Dames & Moore v. Regan (1981)

Long continued executive practice, of which Congress knows and in which it acquiesces, raises a presumption that presidential action has been taken pursuant to Congress’ consent.


INS v. Chadha (1983)

When an action taken by the House of Representatives was essentially legislative in purpose and effect, it was subject to the procedural requirements of Article I, Section 7 for legislative action: passage by a majority of both Houses and presentation to the President.


Bowsher v. Synar (1986)

Under the constitutional principle of separation of powers, Congress cannot reserve for itself the power of removal of an officer charged with the execution of the laws except by impeachment.


Mistretta v. U.S. (1989)

Congress did not violate the separation of powers principle by placing the U.S. Sentencing Commission in the judicial branch, requiring federal judges to serve on the Commission and to share their authority with non-judges, or empowering the President to appoint Commission members and to remove them for cause.


Clinton v. City of New York (1998)

There is no constitutional authorization for the President to amend or repeal an Act of Congress.


Whitman v. American Trucking Ass'n, Inc. (2001)

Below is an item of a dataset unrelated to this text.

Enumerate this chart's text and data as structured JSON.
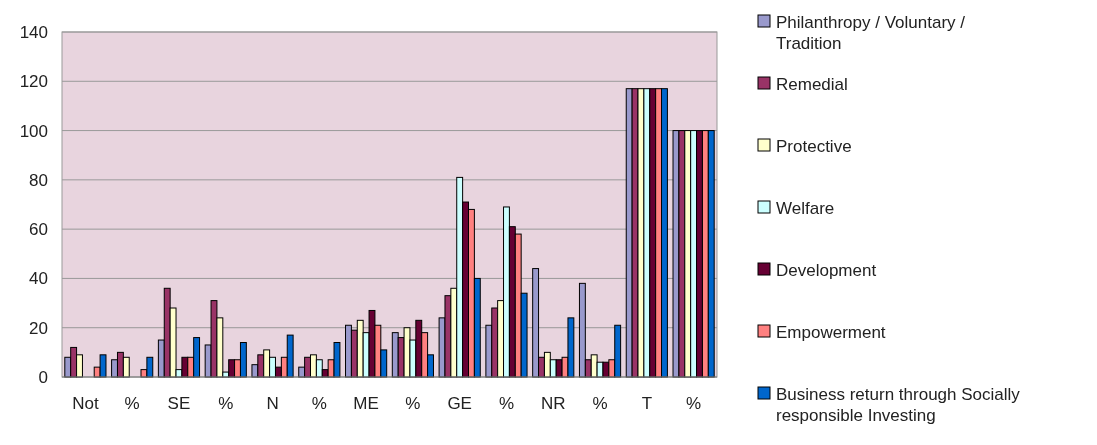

When conferring decision-making authority upon agencies, Congress must lay down an intelligible principle to which the person or body authorized to act is directed to conform.


Medellin v. Texas (2008)

The President has an array of political and diplomatic means available to enforce international obligations, but unilaterally converting a non-self-executing treaty into a self-executing treaty is not among them. The responsibility for transforming an international obligation arising from a non-self-executing treaty into domestic law falls to Congress.

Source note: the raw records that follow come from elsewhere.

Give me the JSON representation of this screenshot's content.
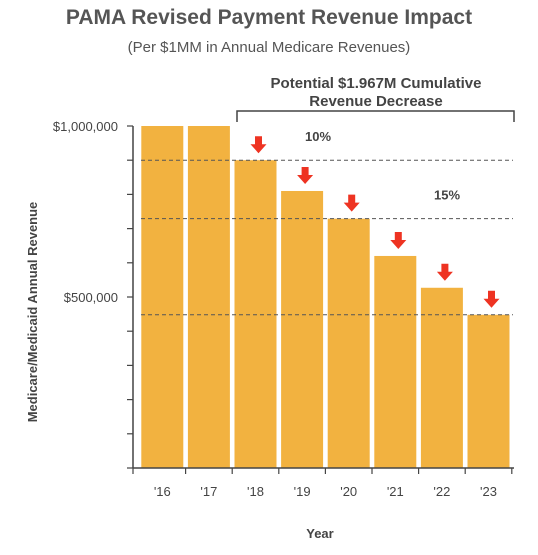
{
  "title": "PAMA Revised Payment Revenue Impact",
  "subtitle": "(Per $1MM in  Annual Medicare Revenues)",
  "chart_data": {
    "type": "bar",
    "categories": [
      "'16",
      "'17",
      "'18",
      "'19",
      "'20",
      "'21",
      "'22",
      "'23"
    ],
    "values": [
      1000000,
      1000000,
      900000,
      810000,
      729000,
      620000,
      527000,
      448000
    ],
    "decrease_arrows": [
      false,
      false,
      true,
      true,
      true,
      true,
      true,
      true
    ],
    "xlabel": "Year",
    "ylabel": "Medicare/Medicaid  Annual Revenue",
    "ylim": [
      0,
      1000000
    ],
    "y_tick_labels": [
      {
        "value": 1000000,
        "label": "$1,000,000"
      },
      {
        "value": 500000,
        "label": "$500,000"
      }
    ],
    "reference_lines": [
      {
        "value": 900000,
        "label": "10%"
      },
      {
        "value": 729000,
        "label": "15%"
      },
      {
        "value": 448000,
        "label": ""
      }
    ],
    "bracket_annotation": {
      "line1": "Potential $1.967M Cumulative",
      "line2": "Revenue Decrease"
    },
    "bar_color": "#F2B240",
    "arrow_color": "#EE3322",
    "grid": false
  }
}
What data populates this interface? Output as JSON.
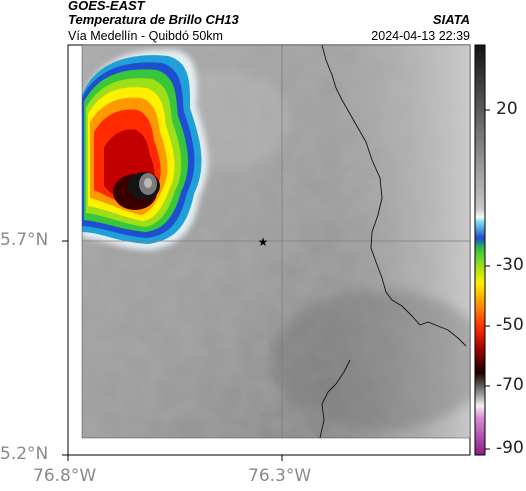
{
  "header": {
    "satellite": "GOES-EAST",
    "product": "Temperatura de Brillo CH13",
    "route": "Vía Medellín - Quibdó 50km",
    "agency": "SIATA",
    "timestamp": "2024-04-13 22:39"
  },
  "axes": {
    "lat_ticks": [
      "5.7°N",
      "5.2°N"
    ],
    "lon_ticks": [
      "76.8°W",
      "76.3°W"
    ]
  },
  "colorbar": {
    "ticks": [
      "20",
      "-30",
      "-50",
      "-70",
      "-90"
    ]
  },
  "colors": {
    "cloud_top_cold": "#cc0000",
    "cloud_top_core": "#141414",
    "storm_edge": "#1fa0d8"
  },
  "marker": {
    "icon": "star-icon"
  }
}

Free Enterprise Fund v. Public Company Accounting Oversight Board (2010)

The President may not be restricted in their ability to remove a principal officer, who is in turn restricted in their ability to remove an inferior officer, when that inferior officer determines the policy and enforces the laws of the United States. Multilevel protection from removal is contrary to Article II’s vesting of the executive power in the President.


NLRB v. Canning (2014)

The Recess Appointments Clause empowers the President to fill any existing vacancy during any Senate recess of sufficient length. The Senate is in session when it says that it is, provided that, under its own rules, it retains the capacity to transact Senate business.

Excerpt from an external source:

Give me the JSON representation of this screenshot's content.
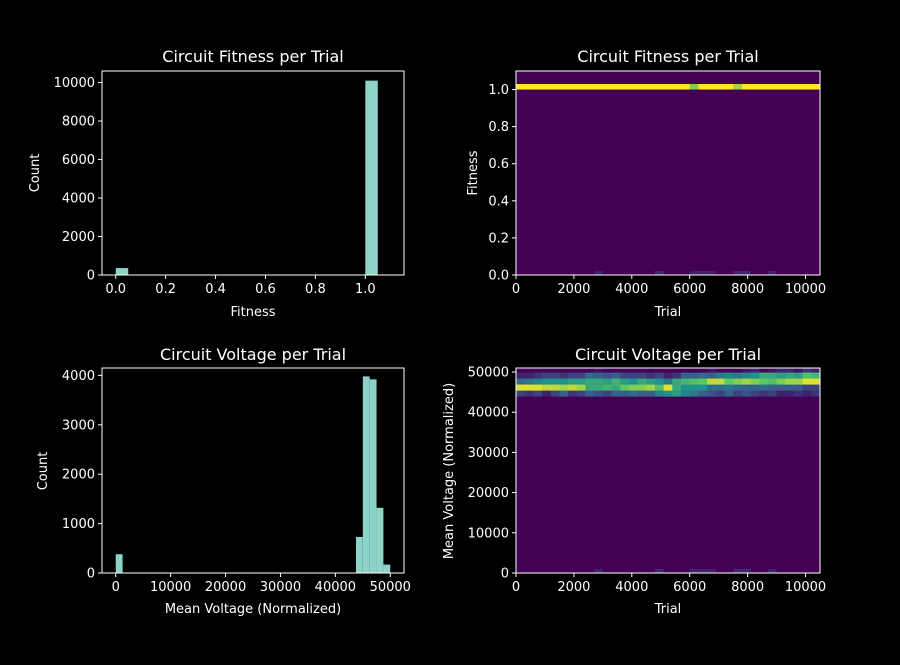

Zivotofsky v. Kerry (2015)

The President has the exclusive power to grant formal recognition to a foreign sovereign.


Seila Law, LLC v. Consumer Financial Protection Bureau (2020)

The precedents of Humphrey’s Executor and Morrison should not be extended to an independent agency that wields significant executive power and is run by a single individual who cannot be removed by the President unless certain statutory criteria are met. Such an agency lacks a foundation in historical practice and clashes with constitutional structure by concentrating power in a unilateral actor insulated from presidential control.


Trump v. Mazars USA, LLP (2020)

In assessing whether a subpoena directed at the President’s personal information is related to and in furtherance of a legitimate task of Congress, courts must take adequate account of the separation of powers principles at stake, including both the significant legislative interests of Congress and the unique position of the President. (The Court continued to list four non-exclusive considerations in this analysis.)